Not a wildflower, but one of the most unusual things I’ve found in the western Pa. Woods. These are Wool Sower Galls, made by a parasitic wasp (Callirhytis seminator), on a White Oak branch. Most of the galls I’ve seen are very nondescript. If anyone has some insight as to what evolutionary advantage might be conferred by the odd coloration, I would love to hear it.


And finally, a picture of our cat, Baxter, a former WEIT World Cat Day honoree (he was the cat found with the glass jar stuck on his head), exhibiting his prodigious camouflage skills on my daughter’s bed. Spot the cat!

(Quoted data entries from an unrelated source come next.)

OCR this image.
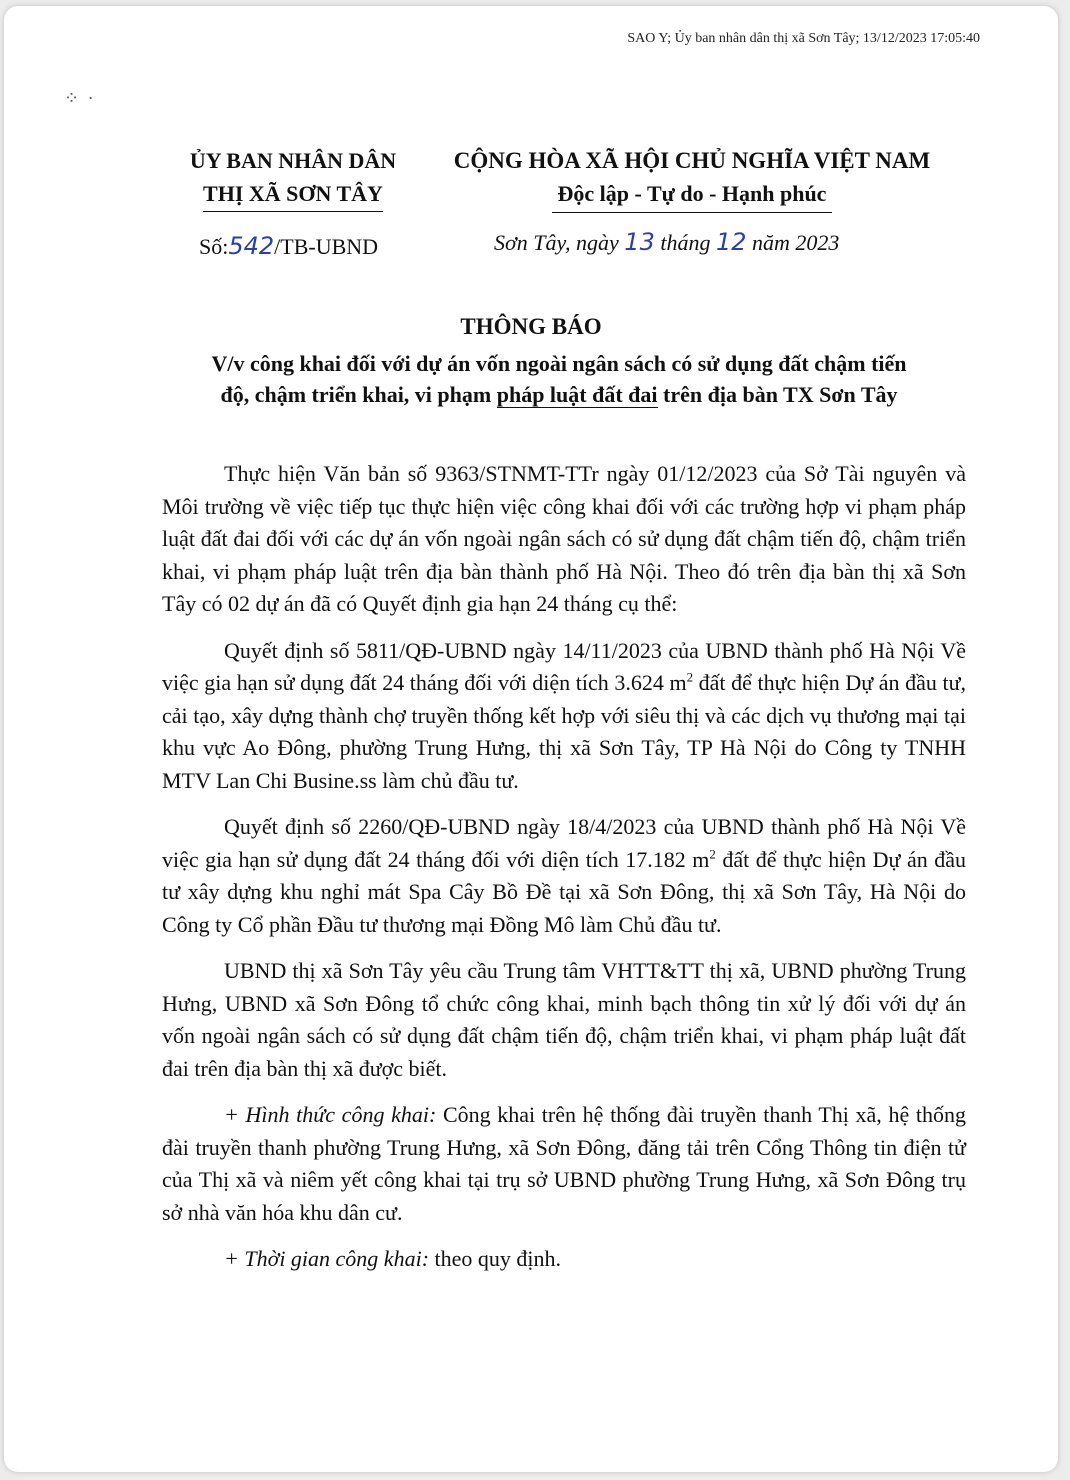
SAO Y; Ủy ban nhân dân thị xã Sơn Tây; 13/12/2023 17:05:40
⁘ ·
ỦY BAN NHÂN DÂN
THỊ XÃ SƠN TÂY
CỘNG HÒA XÃ HỘI CHỦ NGHĨA VIỆT NAM
Độc lập - Tự do - Hạnh phúc
Số:542/TB-UBND	Sơn Tây, ngày 13 tháng 12 năm 2023
THÔNG BÁO
V/v công khai đối với dự án vốn ngoài ngân sách có sử dụng đất chậm tiến
độ, chậm triển khai, vi phạm pháp luật đất đai trên địa bàn TX Sơn Tây

Thực hiện Văn bản số 9363/STNMT-TTr ngày 01/12/2023 của Sở Tài nguyên và Môi trường về việc tiếp tục thực hiện việc công khai đối với các trường hợp vi phạm pháp luật đất đai đối với các dự án vốn ngoài ngân sách có sử dụng đất chậm tiến độ, chậm triển khai, vi phạm pháp luật trên địa bàn thành phố Hà Nội. Theo đó trên địa bàn thị xã Sơn Tây có 02 dự án đã có Quyết định gia hạn 24 tháng cụ thể:

Quyết định số 5811/QĐ-UBND ngày 14/11/2023 của UBND thành phố Hà Nội Về việc gia hạn sử dụng đất 24 tháng đối với diện tích 3.624 $m^2$ đất để thực hiện Dự án đầu tư, cải tạo, xây dựng thành chợ truyền thống kết hợp với siêu thị và các dịch vụ thương mại tại khu vực Ao Đông, phường Trung Hưng, thị xã Sơn Tây, TP Hà Nội do Công ty TNHH MTV Lan Chi Busine.ss làm chủ đầu tư.

Quyết định số 2260/QĐ-UBND ngày 18/4/2023 của UBND thành phố Hà Nội Về việc gia hạn sử dụng đất 24 tháng đối với diện tích 17.182 $m^2$ đất để thực hiện Dự án đầu tư xây dựng khu nghỉ mát Spa Cây Bồ Đề tại xã Sơn Đông, thị xã Sơn Tây, Hà Nội do Công ty Cổ phần Đầu tư thương mại Đồng Mô làm Chủ đầu tư.

UBND thị xã Sơn Tây yêu cầu Trung tâm VHTT&TT thị xã, UBND phường Trung Hưng, UBND xã Sơn Đông tổ chức công khai, minh bạch thông tin xử lý đối với dự án vốn ngoài ngân sách có sử dụng đất chậm tiến độ, chậm triển khai, vi phạm pháp luật đất đai trên địa bàn thị xã được biết.

+ Hình thức công khai: Công khai trên hệ thống đài truyền thanh Thị xã, hệ thống đài truyền thanh phường Trung Hưng, xã Sơn Đông, đăng tải trên Cổng Thông tin điện tử của Thị xã và niêm yết công khai tại trụ sở UBND phường Trung Hưng, xã Sơn Đông trụ sở nhà văn hóa khu dân cư.

+ Thời gian công khai: theo quy định.
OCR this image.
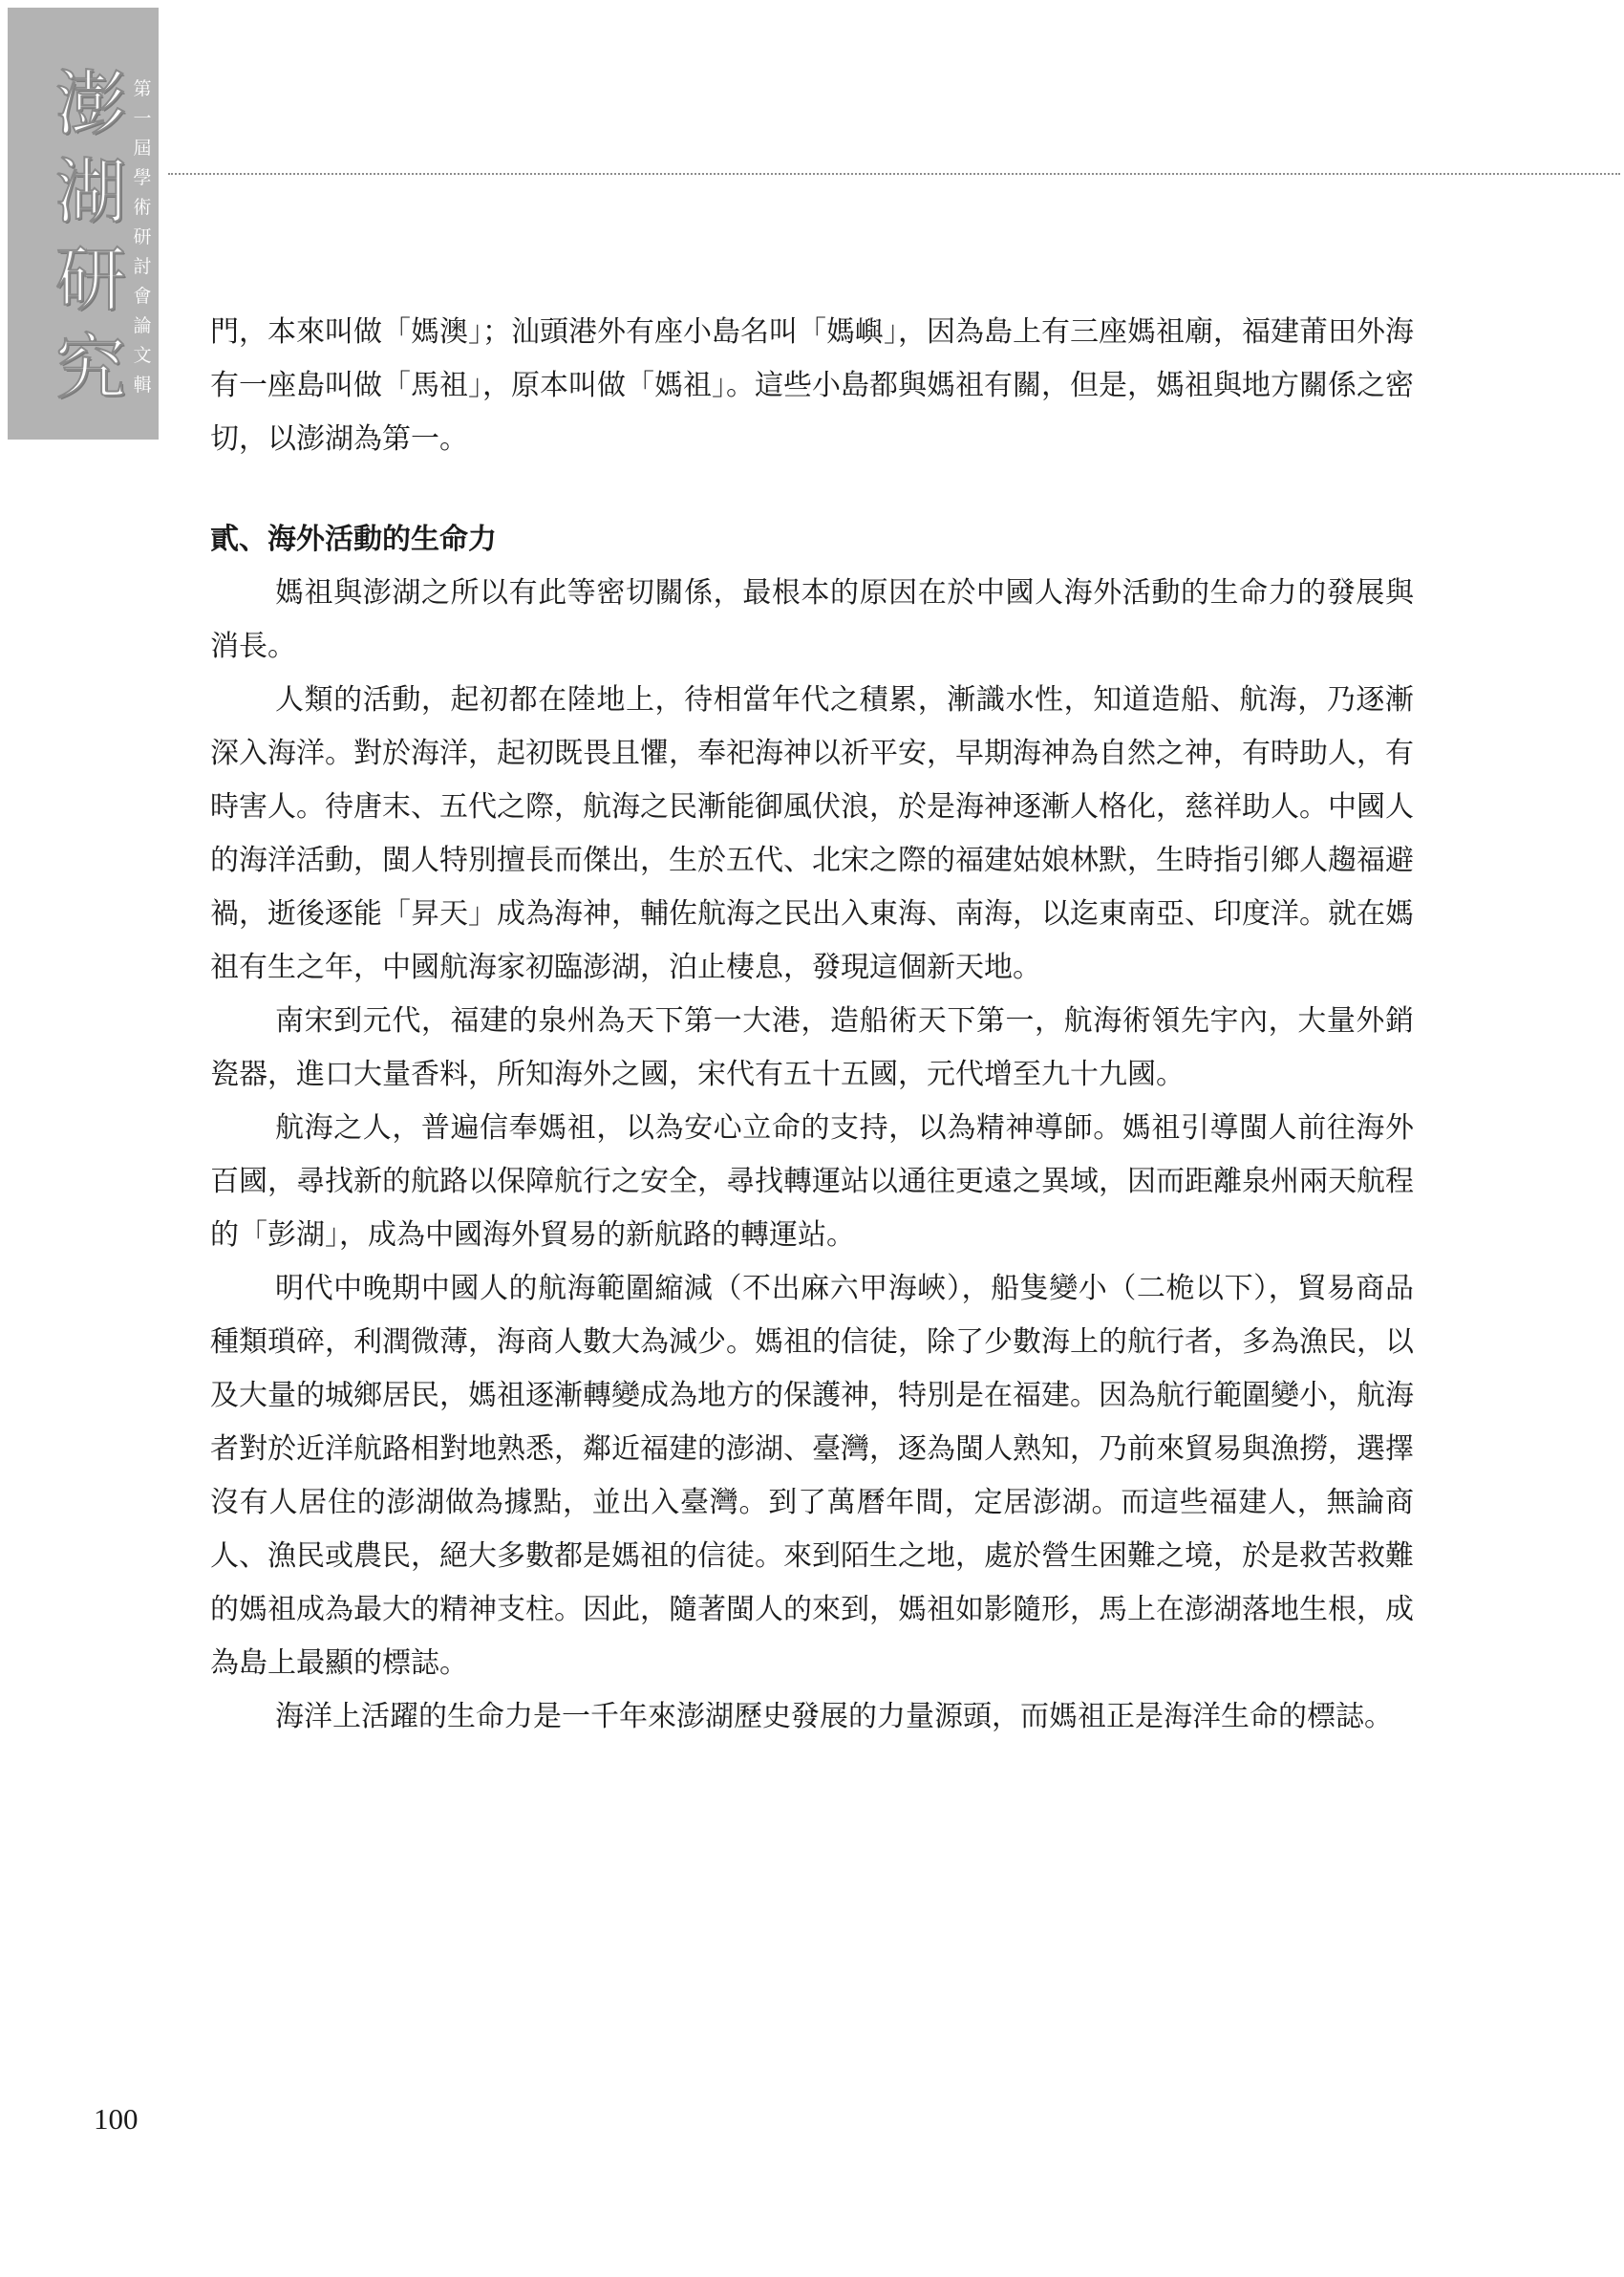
澎
湖
研
究
第
一
屆
學
術
研
討
會
論
文
輯

門，本來叫做「媽澳」；汕頭港外有座小島名叫「媽嶼」，因為島上有三座媽祖廟，福建莆田外海有一座島叫做「馬祖」，原本叫做「媽祖」。這些小島都與媽祖有關，但是，媽祖與地方關係之密切，以澎湖為第一。

貳、海外活動的生命力

媽祖與澎湖之所以有此等密切關係，最根本的原因在於中國人海外活動的生命力的發展與消長。

人類的活動，起初都在陸地上，待相當年代之積累，漸識水性，知道造船、航海，乃逐漸深入海洋。對於海洋，起初既畏且懼，奉祀海神以祈平安，早期海神為自然之神，有時助人，有時害人。待唐末、五代之際，航海之民漸能御風伏浪，於是海神逐漸人格化，慈祥助人。中國人的海洋活動，閩人特別擅長而傑出，生於五代、北宋之際的福建姑娘林默，生時指引鄉人趨福避禍，逝後逐能「昇天」成為海神，輔佐航海之民出入東海、南海，以迄東南亞、印度洋。就在媽祖有生之年，中國航海家初臨澎湖，泊止棲息，發現這個新天地。

南宋到元代，福建的泉州為天下第一大港，造船術天下第一，航海術領先宇內，大量外銷瓷器，進口大量香料，所知海外之國，宋代有五十五國，元代增至九十九國。

航海之人，普遍信奉媽祖，以為安心立命的支持，以為精神導師。媽祖引導閩人前往海外百國，尋找新的航路以保障航行之安全，尋找轉運站以通往更遠之異域，因而距離泉州兩天航程的「彭湖」，成為中國海外貿易的新航路的轉運站。

明代中晚期中國人的航海範圍縮減（不出麻六甲海峽），船隻變小（二桅以下），貿易商品種類瑣碎，利潤微薄，海商人數大為減少。媽祖的信徒，除了少數海上的航行者，多為漁民，以及大量的城鄉居民，媽祖逐漸轉變成為地方的保護神，特別是在福建。因為航行範圍變小，航海者對於近洋航路相對地熟悉，鄰近福建的澎湖、臺灣，逐為閩人熟知，乃前來貿易與漁撈，選擇沒有人居住的澎湖做為據點，並出入臺灣。到了萬曆年間，定居澎湖。而這些福建人，無論商人、漁民或農民，絕大多數都是媽祖的信徒。來到陌生之地，處於營生困難之境，於是救苦救難的媽祖成為最大的精神支柱。因此，隨著閩人的來到，媽祖如影隨形，馬上在澎湖落地生根，成為島上最顯的標誌。

海洋上活躍的生命力是一千年來澎湖歷史發展的力量源頭，而媽祖正是海洋生命的標誌。

100
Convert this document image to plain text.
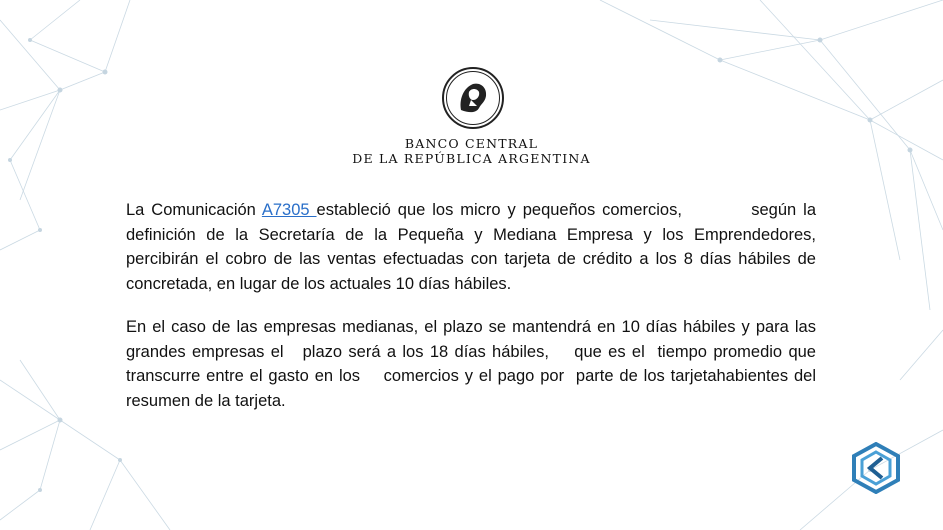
BANCO CENTRAL
DE LA REPÚBLICA ARGENTINA
La Comunicación A7305 estableció que los micro y pequeños comercios,          según la definición de la Secretaría de la Pequeña y Mediana Empresa y los Emprendedores, percibirán el cobro de las ventas efectuadas con tarjeta de crédito a los 8 días hábiles de concretada, en lugar de los actuales 10 días hábiles.
En el caso de las empresas medianas, el plazo se mantendrá en 10 días hábiles y para las grandes empresas el   plazo será a los 18 días hábiles,    que es el  tiempo promedio que transcurre entre el gasto en los    comercios y el pago por  parte de los tarjetahabientes del resumen de la tarjeta.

  1. Posted June 9, 2016 at 8:02 am | Permalink

    Beautiful Flowers ❤

  2. Posted June 9, 2016 at 8:45 am | Permalink

    Beautiful flower photos Leo. Nice short DOF. Good work! 🙂

  3. Richard Bond
    Posted June 9, 2016 at 8:46 am | Permalink

    I sympathise with Leo Glenn’s feelings of intimidation; despite my several successful submissions, I feel the same way. I fully understand a desire to have plenty of technically accomplished and beautiful photographs, but I am not sure what weight is carried by interesting content.

    • Posted June 9, 2016 at 9:07 am | Permalink

      Renowned (and late) outdoor photographer Galen Rowell explained it this way:

      If you have a common subject (he called it a “mature subject”) then you need something special about the photo to make the photo compelling.

      However, if the subject is new (“immature”) to the viewer, then a completely straight representation is just fine — because they’ve never seen it before, just seeing the subject is enough.

      This seems to be the case in my experience.

      However, in the case of the photos that Jerry posts from readers, in my opinion, the fact that they are viewed and captured by someone we “know”, and often in their normal environs (often their own yard) or in other cases on special trips to exotic places, provides that “something special” that makes the photos compelling to the viewers here.

      My $0.02. 🙂

      • Richard Bond
        Posted June 9, 2016 at 9:45 am | Permalink

        Thank you: that makes plenty of sense. Incidentally, I did not mean to disparage Leo’s photographs. I think that they are very beautiful.

        • gravelinspector-Aidan
          Posted June 9, 2016 at 8:41 pm | Permalink

          My Dad has been boring me to tears with plant photos for decades ; these are good ones.
          They still suffer from the problem of not yet having been buried in mud for several million years and fossilised. But that aside, they’re good plant photos.
          (Dad’s getting his slide collection digitised commercially. Batches of a thousand, so he can keep up with the metadata and databasing. He’s about 5 batches down and around 30 to go. Then there are the other photos.)

  4. Karen Bartelt
    Posted June 9, 2016 at 8:58 am | Permalink

    I love those galls. I’ve never seen anything like them.

    • gravelinspector-Aidan
      Posted June 9, 2016 at 8:44 pm | Permalink

      They’re good ones. Even I haven’t had quite too much of plant galls. There’s some seriously peculiar biology going in there.
      Didn’t I see a Tw**t from Matthew about a new association of parasite bods?

  5. Mark Sturtevant
    Posted June 9, 2016 at 11:52 am | Permalink

    Very good! and thank you for the plants. These are as good as most any macro photos that I have seen around here.
    I have come to realize that galls are an especially interesting subject b/c they are weird, mysterious, and probably come from interesting biologies. Not only do insects cause galls, but they form as well from viruses and other things. Why? I don’t know. Mysterious.

  6. David Fuqua
    Posted June 9, 2016 at 1:16 pm | Permalink

    Excellent photographs, Leo! Don’t be intimidated, these are well exposed and well composed. And lovely.

  7. Marilee Lovit
    Posted June 9, 2016 at 5:09 pm | Permalink

    I like these plant photos very much. I do a lot of plant ID and photography, and it is interesting to see your nice photos and the species names.

  8. Heather Hastie
    Posted June 10, 2016 at 12:20 am | Permalink

    Gorgeous Leo! I’d love to see more like this. 🙂

  9. Leo Glenn
    Posted June 10, 2016 at 7:30 am | Permalink

    Thanks so much to everyone for the kind comments. It’s a big boost to my confidence. After many years, I finally have a decent camera again, so I will hopefully be submitting more photos soon.